A C++ Persistence Interface

A number of issues arise when you translate the theory of persistence into actual C++ code. For example, you will probably choose a collection framework (e.g. the STL) to simplify your development. Rather than implementing all of the collection types yourself, you will use this library's well tested code to handle your collection requirements. While this will save months of work, it doesn't come without a price. The library itself will require you to write some code to support its collections, and this code must be integrated into your own code with sufficient encapsulation, so that if you decide to change your collection mechanism, you won't break the entire application.

Swizzling References

When you recreate an object from the information stored in the database, you need to recreate its associations with other objects as well. If the associated object is not yet in memory, you cannot initialize a pointer to it and you certainly cannot create a reference (references to null objects are illegal in C++). We use the OID to represent the object until it is loaded. An OID is unique, and it typically corresponds to a primary key in a database table, so pulling the referenced object out of the database should be fast.

Swizzling is the process of turning a pointer into an OID and writing it to persistent storage, or using an OID to retrieve an object from persistent storage

Once an object is in memory, the OID can be swizzled into a pointer. Although a regular C++ pointer can be used here, there are some subtle complications. Some memory allocation schemes allow objects to be shared. That is, if two parts of an application run a query that results in the same object being retrieved, then it will be retrieved once and shared. This can easily happen, since the result of most queries is a collection class, and an object can be in more than one of these returned collections.

This raises the problem of how you know when it is safe to delete an object. Since the persistence framework is generating these references, and the application programmer is using them, neither party necessarily knows the lifetime of a given reference. The application programmer doesn't know whether or not he is the only one pointing to the object, so he can never safely delete it. The persistence framework also cannot know when the application is finished with the object, and so it cannot delete it either. This leads to memory leaks.

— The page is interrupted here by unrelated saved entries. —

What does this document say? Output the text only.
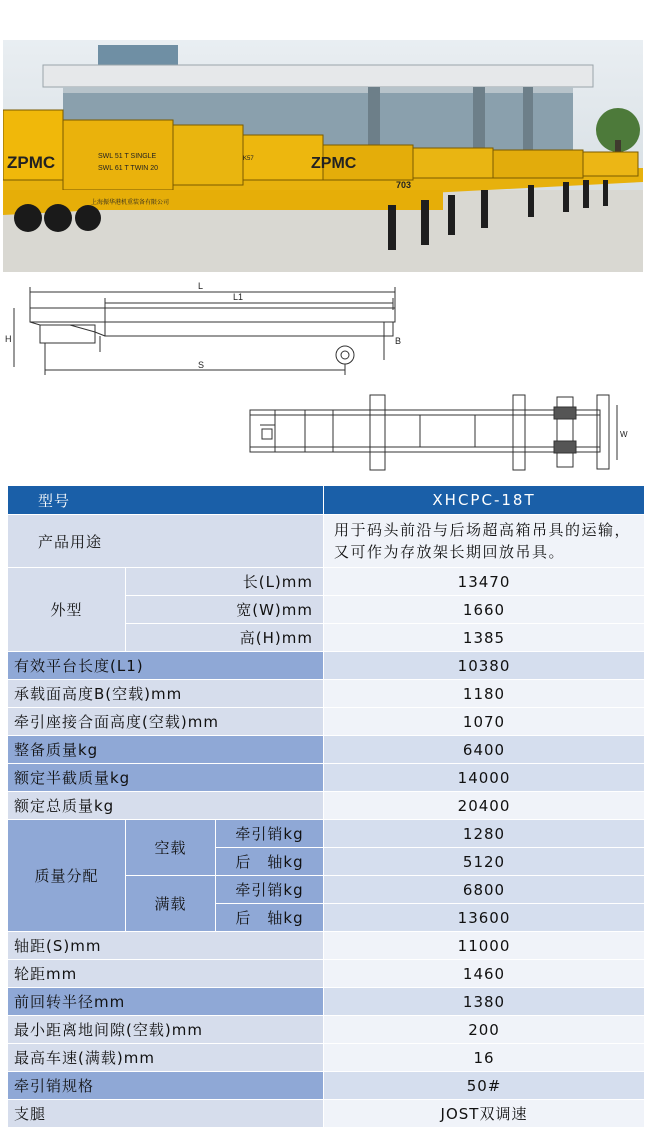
ZPMC	ZPMC
SWL 51 T SINGLE
SWL 61 T TWIN 20
上海振华港机重装备有限公司
703
K57
L
L1
S
H	B
W
型号			XHCPC-18T
产品用途			用于码头前沿与后场超高箱吊具的运输，又可作为存放架长期回放吊具。
外型	长(L)mm		13470
	宽(W)mm		1660
	高(H)mm		1385
有效平台长度(L1)			10380
承载面高度B(空载)mm			1180
牵引座接合面高度(空载)mm			1070
整备质量kg			6400
额定半截质量kg			14000
额定总质量kg			20400
质量分配	空载	牵引销kg	1280
		后　轴kg	5120
	满载	牵引销kg	6800
		后　轴kg	13600
轴距(S)mm			11000
轮距mm			1460
前回转半径mm			1380
最小距离地间隙(空载)mm			200
最高车速(满载)mm			16
牵引销规格			50#
支腿			JOST双调速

There are two solutions to this problem. You can either disallow sharing of memory, or you must implement reference counting. In reference counting, each time you share an object you increment its reference count. As you delete objects, the object decrements its reference count. When the reference count returns to zero, then the object is destroyed.

Queries

In a typical persistence framework, all objects are accessed from the database through queries. This is the way that the application obtains any objects that have been previously persisted.

Typically, there are two types of queries and two types of return values. In the first type of query, you provide an OID and the database then returns the object that corresponds to that OID. This turns into a simple SQL query, whose WHERE clause is just an EQUALS match on the OID. This should run very fast.

In the second type of query, you provide an SQL WHERE clause, and the system returns the object, collection or web of objects that satisfies the SQL query. In this case the WHERE clause can be as complex as the application programmer desires. Of course, a complex WHERE clause may require a significant amount of database processing.

Query Signatures

Each of the above types of query is codified by one static member function for the class — the focus of the query. The OID-based queries are of the following (approximate) format:

PersistentObject* Get(const OID &);

There is one of these Get() functions for each persistent class. They each take an OID as an input parameter and return a pointer to a persistent object. A pointer is used as the return value instead of a reference, so that NULL can be returned if the object is not found.